Marius, who was also to conduct the war against Mithridates, in Asia.

Sulla disobeyed the mandate, and marched to Rome with his

army--little more than a body of mercenaries devoted to him. In his eyes,

the sovereign Roman citizens were a rabble, and Rome itself a city without

a garrison. Sulla had an army of thirty-five thousand men, and before the

Romans could organize resistance he appeared at the gate, and crossed the

sacred boundary which the law had forbidden war to enter. In a few hours

Sulla was the absolute master of Rome. Marius and Sulpicius fled. It was

the conservative party which exchanged the bludgeon for the sword. Sulla

at once made null the Sulpician laws, punished their author and his

adherents, as Sulpicius had feared. The gray-haired conqueror of the

Cimbri fled, and found his way to the coast and embarked on a

trading-vessel, but the timid mariners put him ashore, and Marius stole

along the beach with his pursuers in the rear. He was found in a marsh

concealed in reeds and mud, seized and imprisoned by the people of

Minturnae, and a Cimbrian slave was sent to put him to death, The ax,

however, fell from his hands when the old hero demanded in a stern voice

if he dared to kill Gaius Marius. The magistrates of the town, ashamed,

then loosed his fetters, gave him a vessel, and sent him to AEnaria

(Ischia). There, in those waters, the proscribed met, and escaped to

Numidia, and Sulla was spared the odium of putting to death his old

commander, who had delivered Rome from the Cimbrians.

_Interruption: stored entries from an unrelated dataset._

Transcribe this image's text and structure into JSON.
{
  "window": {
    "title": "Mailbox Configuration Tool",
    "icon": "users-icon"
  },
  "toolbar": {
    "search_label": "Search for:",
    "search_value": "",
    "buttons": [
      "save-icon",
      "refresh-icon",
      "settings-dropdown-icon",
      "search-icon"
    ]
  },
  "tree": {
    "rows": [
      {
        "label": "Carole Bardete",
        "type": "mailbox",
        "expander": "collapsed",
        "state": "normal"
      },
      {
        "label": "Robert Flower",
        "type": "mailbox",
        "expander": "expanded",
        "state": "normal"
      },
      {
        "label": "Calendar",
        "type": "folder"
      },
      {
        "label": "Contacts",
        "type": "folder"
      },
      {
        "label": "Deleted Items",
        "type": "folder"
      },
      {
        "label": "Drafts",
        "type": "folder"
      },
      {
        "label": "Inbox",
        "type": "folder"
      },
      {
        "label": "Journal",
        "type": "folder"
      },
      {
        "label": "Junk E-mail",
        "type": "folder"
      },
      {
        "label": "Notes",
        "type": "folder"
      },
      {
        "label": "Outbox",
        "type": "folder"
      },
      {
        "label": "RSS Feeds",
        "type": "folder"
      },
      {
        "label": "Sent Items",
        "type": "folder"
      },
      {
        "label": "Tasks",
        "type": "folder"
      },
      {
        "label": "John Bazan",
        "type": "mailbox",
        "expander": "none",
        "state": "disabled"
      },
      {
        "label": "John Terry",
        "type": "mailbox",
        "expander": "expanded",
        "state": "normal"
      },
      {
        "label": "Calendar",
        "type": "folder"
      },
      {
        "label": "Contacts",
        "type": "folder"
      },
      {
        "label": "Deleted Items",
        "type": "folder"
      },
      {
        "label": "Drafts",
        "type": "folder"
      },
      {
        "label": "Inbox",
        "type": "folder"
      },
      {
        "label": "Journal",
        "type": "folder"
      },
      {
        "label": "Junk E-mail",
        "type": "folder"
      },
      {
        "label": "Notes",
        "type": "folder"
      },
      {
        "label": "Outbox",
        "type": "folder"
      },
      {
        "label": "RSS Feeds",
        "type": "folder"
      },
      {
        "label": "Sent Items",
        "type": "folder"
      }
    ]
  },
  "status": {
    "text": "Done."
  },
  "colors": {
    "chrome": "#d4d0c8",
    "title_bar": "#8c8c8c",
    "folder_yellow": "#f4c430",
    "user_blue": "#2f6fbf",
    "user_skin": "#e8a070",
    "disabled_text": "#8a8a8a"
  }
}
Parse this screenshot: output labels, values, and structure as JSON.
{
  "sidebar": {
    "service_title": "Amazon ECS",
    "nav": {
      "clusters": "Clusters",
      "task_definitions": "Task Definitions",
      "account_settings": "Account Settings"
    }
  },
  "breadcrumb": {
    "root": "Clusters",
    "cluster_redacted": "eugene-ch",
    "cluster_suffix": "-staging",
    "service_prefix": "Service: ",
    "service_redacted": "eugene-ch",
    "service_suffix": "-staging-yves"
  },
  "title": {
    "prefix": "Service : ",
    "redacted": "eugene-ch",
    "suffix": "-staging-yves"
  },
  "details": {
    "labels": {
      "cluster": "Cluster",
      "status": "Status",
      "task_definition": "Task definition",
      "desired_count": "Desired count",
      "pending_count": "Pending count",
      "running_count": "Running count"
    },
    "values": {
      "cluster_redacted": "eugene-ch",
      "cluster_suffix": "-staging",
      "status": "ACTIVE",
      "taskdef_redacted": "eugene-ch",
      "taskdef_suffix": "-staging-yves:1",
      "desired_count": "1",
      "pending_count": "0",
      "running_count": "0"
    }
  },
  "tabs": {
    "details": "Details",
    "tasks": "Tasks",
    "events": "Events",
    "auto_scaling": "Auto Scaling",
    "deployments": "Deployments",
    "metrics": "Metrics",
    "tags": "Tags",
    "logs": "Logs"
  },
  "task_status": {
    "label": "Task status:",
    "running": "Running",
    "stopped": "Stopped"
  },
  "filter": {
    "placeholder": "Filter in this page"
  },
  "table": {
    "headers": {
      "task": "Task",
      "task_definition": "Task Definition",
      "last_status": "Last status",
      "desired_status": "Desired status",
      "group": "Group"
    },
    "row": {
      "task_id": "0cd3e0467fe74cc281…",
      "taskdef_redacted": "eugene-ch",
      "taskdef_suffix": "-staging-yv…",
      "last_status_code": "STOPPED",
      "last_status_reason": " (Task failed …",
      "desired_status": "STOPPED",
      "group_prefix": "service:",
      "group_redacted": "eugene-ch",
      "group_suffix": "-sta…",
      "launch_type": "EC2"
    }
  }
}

Sulla, master of Rome, did not destroy her liberties. He suggested

a new series of legislative enactments in the interests of the

aristocracy. He created three hundred new senators, and brought back the

old Servian rule of voting in the Comitia Centuriata. The poorer classes

were thus virtually again disfranchised. He also abolished the power of

the tribune to propose laws to the people, and the initiatory of

legislation was submitted to the Senate. The absurd custom by which a

consul, praetor, or tribune, could propose to the burgesses any measure he

pleased, and carry it without debate, was in itself enough to overturn any


Having settled these difficulties, and made way with his enemies, Sulla,

still consul, embarked with his legion for the East, where the presence of

a Roman army was imperatively needed. But before he left, he extorted a

solemn oath from Cinna, consul elect, that he would attempt no alteration

in the recent changes which had been made. Cinna took the oath, but Sulla

had scarcely left before he created new disturbances.